Her reading of the start of Yasir Arafat’s war against the peace process in 2000 contradicts the very source she cites. She claims the IDF fired “1.3 million bullets” before “the Palestinians themselves resorted to arms.” Yet the book mentions the death of the Israeli Yosef Tabeja and acknowledges other early Israeli casualties, which confirms that Palestinians were firing weapons much earlier. Moreover, according to Bill Clinton, who convened the Camp David Summit, in July 2000 (not September), Yasir Arafat made him “a failure.” Robert Malley’s account is highly biased and contradicted by Clinton and others, not just Ehud Barak’s admittedly self-serving narrative.

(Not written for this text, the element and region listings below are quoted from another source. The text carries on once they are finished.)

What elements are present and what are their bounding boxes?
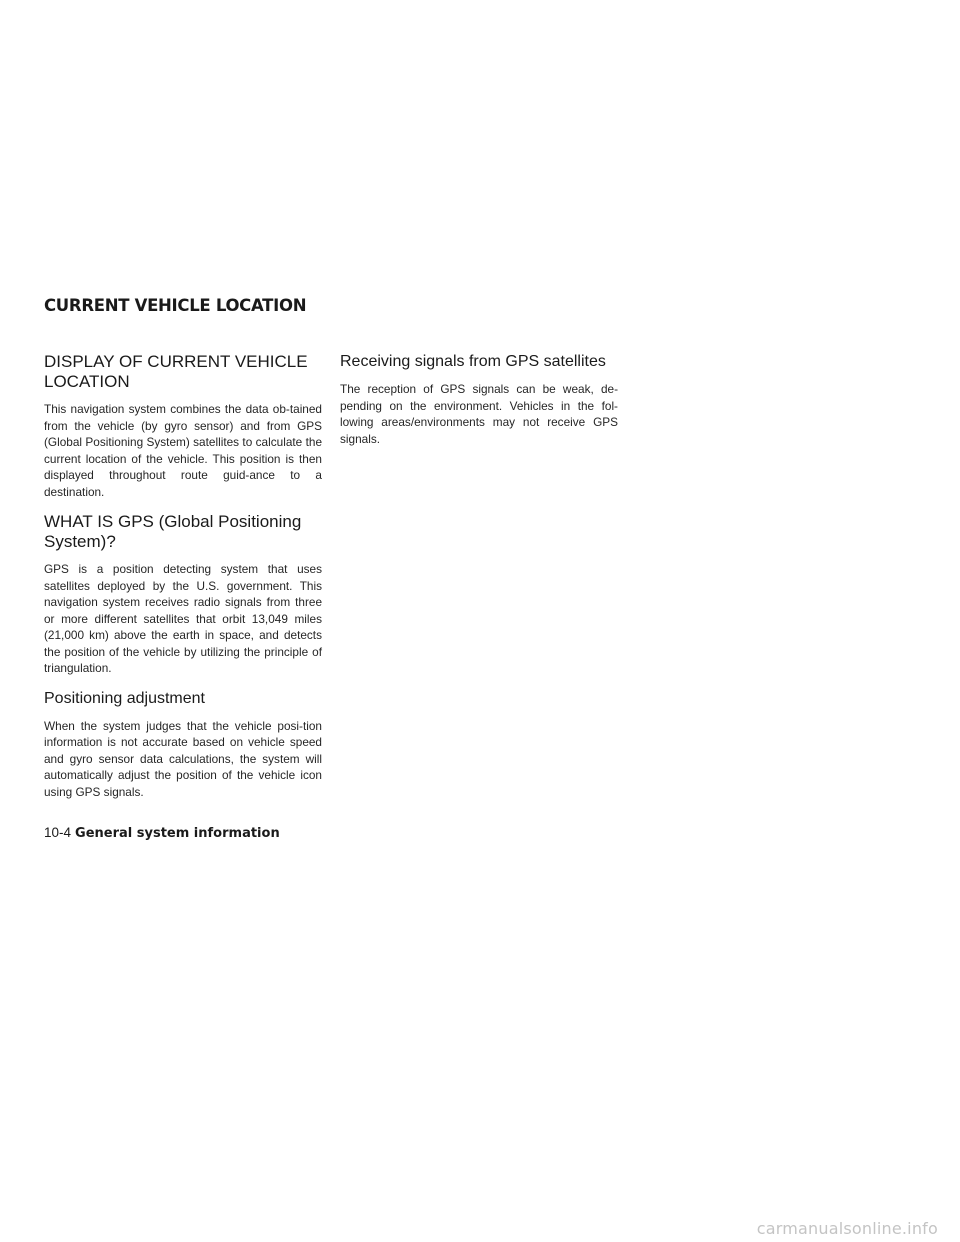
section-title: CURRENT VEHICLE LOCATION (44, 296, 307, 315)
heading-display-current-location: DISPLAY OF CURRENT VEHICLE LOCATION (44, 352, 308, 391)
paragraph-positioning-adjustment: When the system judges that the vehicle posi-tion information is not accurate based on vehicle speed and gyro sensor data calculations, the system will automatically adjust the position of the vehicle icon using GPS signals. (44, 718, 322, 799)
chapter-title: General system information (75, 826, 280, 841)
page-number: 10-4 (44, 825, 72, 840)
watermark: carmanualsonline.info (756, 1219, 938, 1238)
paragraph-receiving-signals: The reception of GPS signals can be weak, de-pending on the environment. Vehicles in the fol-lowing areas/environments may not receive GPS signals. (340, 382, 618, 446)
page-footer (44, 825, 280, 841)
heading-what-is-gps: WHAT IS GPS (Global Positioning System)? (44, 512, 302, 551)
heading-receiving-signals: Receiving signals from GPS satellites (340, 353, 606, 370)
right-column (340, 352, 618, 459)
heading-positioning-adjustment: Positioning adjustment (44, 689, 205, 707)
left-column (44, 352, 322, 812)
paragraph-what-is-gps: GPS is a position detecting system that uses satellites deployed by the U.S. government. This navigation system receives radio signals from three or more different satellites that orbit 13,049 miles (21,000 km) above the earth in space, and detects the position of the vehicle by utilizing the principle of triangulation. (44, 562, 322, 675)
paragraph-display-current-location: This navigation system combines the data ob-tained from the vehicle (by gyro sensor) and from GPS (Global Positioning System) satellites to calculate the current location of the vehicle. This position is then displayed throughout route guid-ance to a destination. (44, 402, 322, 499)
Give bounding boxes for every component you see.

Overall, Emily caricatured my main argument. She continued to charge “that very few people find our enemy’s deaths as important as our own.” Her response was titled “Our Deaths Don’t Count For More.” I and many other Jews have mourned Palestinian deaths, even as I wonder how many Palestinians—and Hamasniks—mourn Jewish deaths. And there is a lot about which we agree: the rights to self-determination of both people, and the rights of both Palestinians and Israelis to enjoy what Franklin Roosevelt called the four freedoms—freedom of expression, freedom of religion, freedom from want, freedom from fear.
But that was not my point. My argument is that there is a moral calculus at work in warfare, not just a death count, and that context counts. Note the greater cries over 150 Palestinian deaths than over the estimated 800 deaths in Syria this week. The horrors of war are indeed horrible but we build our moral systems and understandings by looking at the motivations, the intentions, the political culture, the systems that cause wartime casualties, all of which are lamentable. By all those metrics, I am proud and not ashamed of Israel’s handling of impossible dilemmas—and I continue to see a disproportionate attack on Israel’s self-defense, especially among American progressives, and especially when we consider so many other bloody conflicts worldwide.
So don’t worry, Emily. I look forward to warm interactions when we meet again in Tel Aviv or elsewhere, as we have had before. And I look forward to continuing the open dialogue on Open Zion, providing a space where we can think through and argue through our disagreements passionately but civilly. Shabbat shalom to all from Jerusalem.